The Job is where the rubber meets the road. Developers are expected to write and test the Python code on their local machine before creating a job. When it’s time to run the training job at scale, they simply choose a predefined environment such as TensorFlow, Caffe, and PyTorch along with an instance type based on either a CPU or GPU. They can also point to the location of the dataset that is already uploaded.
FloydHub uploads the code, injects that into a pre-configured container image, and launches the container in the target environment. GPU-based jobs are packaged as NVIDIA-DOCKER containers that can take advantage of NVIDIA K80 or P100 GPUs. The job can be monitored through the streaming logs emitted by the local CLI or from the web interface. As soon as the job is done, FloydHub automatically terminates the container and stops the job. The files generated by the Job can be downloaded from the web portal.

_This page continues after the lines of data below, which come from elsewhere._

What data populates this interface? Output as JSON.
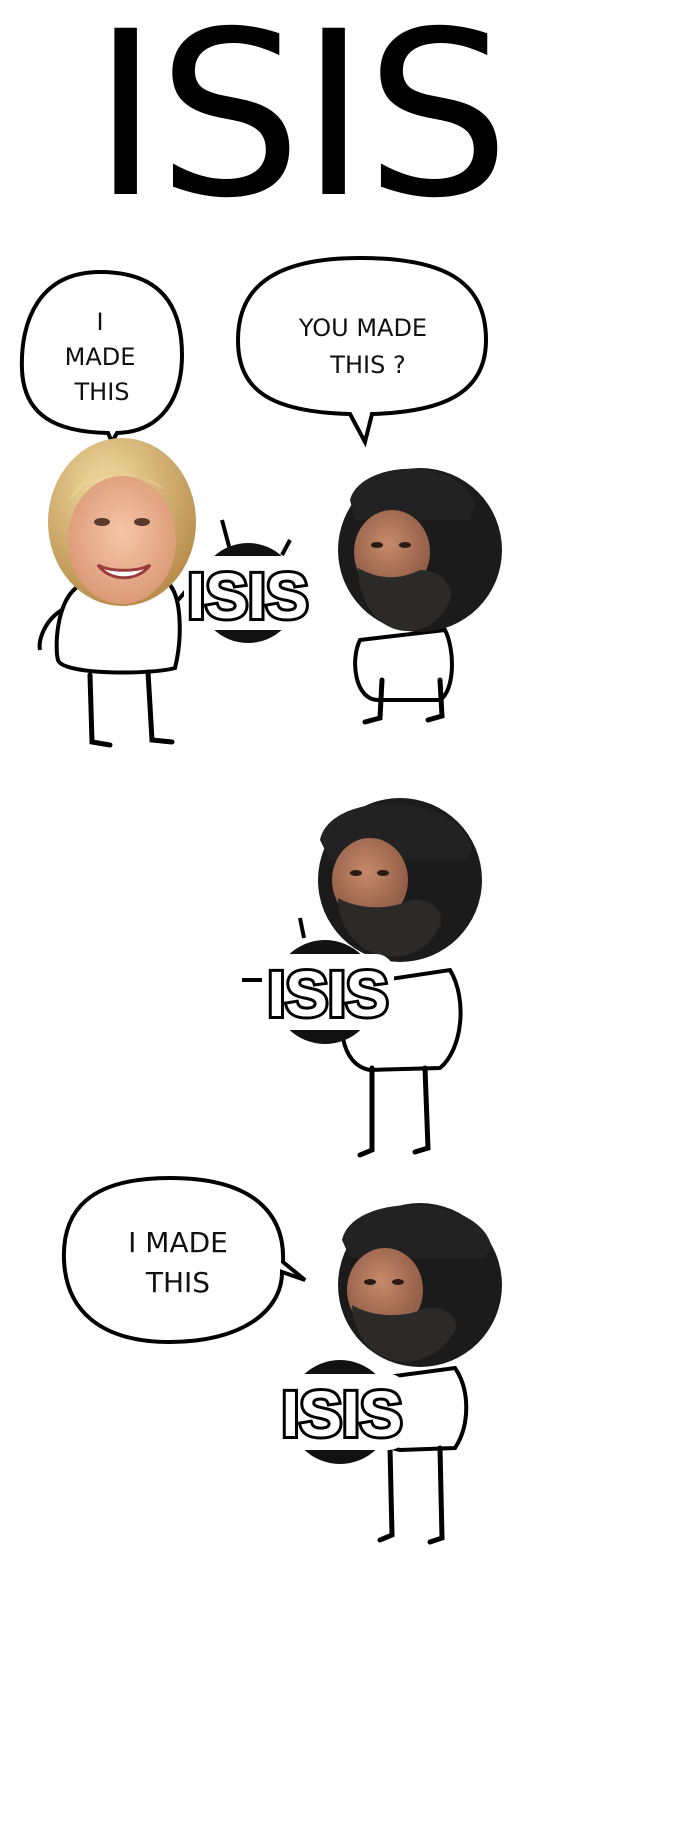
{
  "title": "ISIS",
  "panels": [
    {
      "bubbles": [
        {
          "lines": [
            "I",
            "MADE",
            "THIS"
          ]
        },
        {
          "lines": [
            "YOU MADE",
            "THIS ?"
          ]
        }
      ],
      "badge": "ISIS"
    },
    {
      "badge": "ISIS"
    },
    {
      "bubbles": [
        {
          "lines": [
            "I MADE",
            "THIS"
          ]
        }
      ],
      "badge": "ISIS"
    }
  ]
}
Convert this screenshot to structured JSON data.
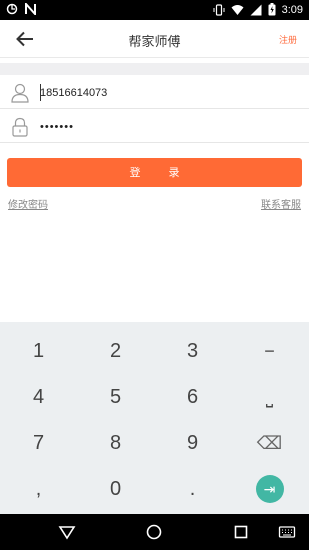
{
  "status_bar": {
    "time": "3:09",
    "icons": [
      "sync-icon",
      "notification-n-icon",
      "vibrate-icon",
      "wifi-icon",
      "signal-icon",
      "battery-icon"
    ]
  },
  "app_bar": {
    "title": "帮家师傅",
    "register_label": "注册",
    "back_icon": "back-arrow-icon"
  },
  "form": {
    "phone_value": "18516614073",
    "password_value": "•••••••",
    "phone_icon": "user-icon",
    "password_icon": "lock-icon"
  },
  "login_button": {
    "label": "登录"
  },
  "links": {
    "change_password": "修改密码",
    "contact_support": "联系客服"
  },
  "keyboard": {
    "rows": [
      [
        "1",
        "2",
        "3",
        "−"
      ],
      [
        "4",
        "5",
        "6",
        "⎵"
      ],
      [
        "7",
        "8",
        "9",
        "⌫"
      ],
      [
        ",",
        "0",
        ".",
        "⇥"
      ]
    ]
  },
  "nav_bar": {
    "icons": [
      "back-triangle-icon",
      "home-circle-icon",
      "recents-square-icon",
      "keyboard-switch-icon"
    ]
  },
  "colors": {
    "accent": "#ff6a35",
    "enter_key": "#42b7a4",
    "keyboard_bg": "#eceff1"
  }
}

If a Job needs custom packages and dependencies, they can be added to a file called floyd_requirements.txt that follows the same format as Python’s requirements.txt. This enables users to precisely define the versions and frameworks needed by the Job.
A Job can have two separate lives defined as a mode – training and serving. The default mode is training but it can also be serving mode that can host a trained model for inference. FloydHub expects you to include a file called app.py that contains the boilerplate code to deserialize the model, and exposing it as a REST endpoint. When a Job is launched with the switch –mode serve, it will run continuously till is manually terminated.
Below screenshot shows how simple it is to use launch a Job in serving mode and accessing it for inference. The only gap that I see is that the REST endpoint is not secure. FloydHub should include at least an API key that can be used with HTTP basic authentication.
I really liked the simplicity of the FloydHub CLI to run a job. It has just enough switches to define what you expect to run a job.
With Jupyter Notebooks becoming the gold standard for data science IDE, FloydHub added support for them through Workspaces. Apart from running a Notebook, a Workspace is almost like a virtual machine where users can access the shell.
Existing dataset locations can be mounted as directories that become visible to the Notebook. Files from the local machines can be directly uploaded to a Workspace to access from a Jupyter Notebook.
In my evaluation, I found that Workspaces are not thoroughly integrated with Jobs. For example, Jobs and Workspaces don’t share common storage making it difficult to move and reuse model artifacts such as checkpoint files.
Ideally, Workspaces should become an alternate input to the Job. Users should either initiate a Job from the local machine through the CLI or click a button in the Workspace UI. Irrespective of the location, Jobs should be treated the same. This integration will bring a smoother workflow along with a consistent experience.
FloydHub scores high for its minimalistic and simple approach of dealing with ML experimentation and model management. It’s a powerful PaaS for running simple, classical ML models based on Scikit-learn or complex deep learning models based on TensorFlow or Caffe.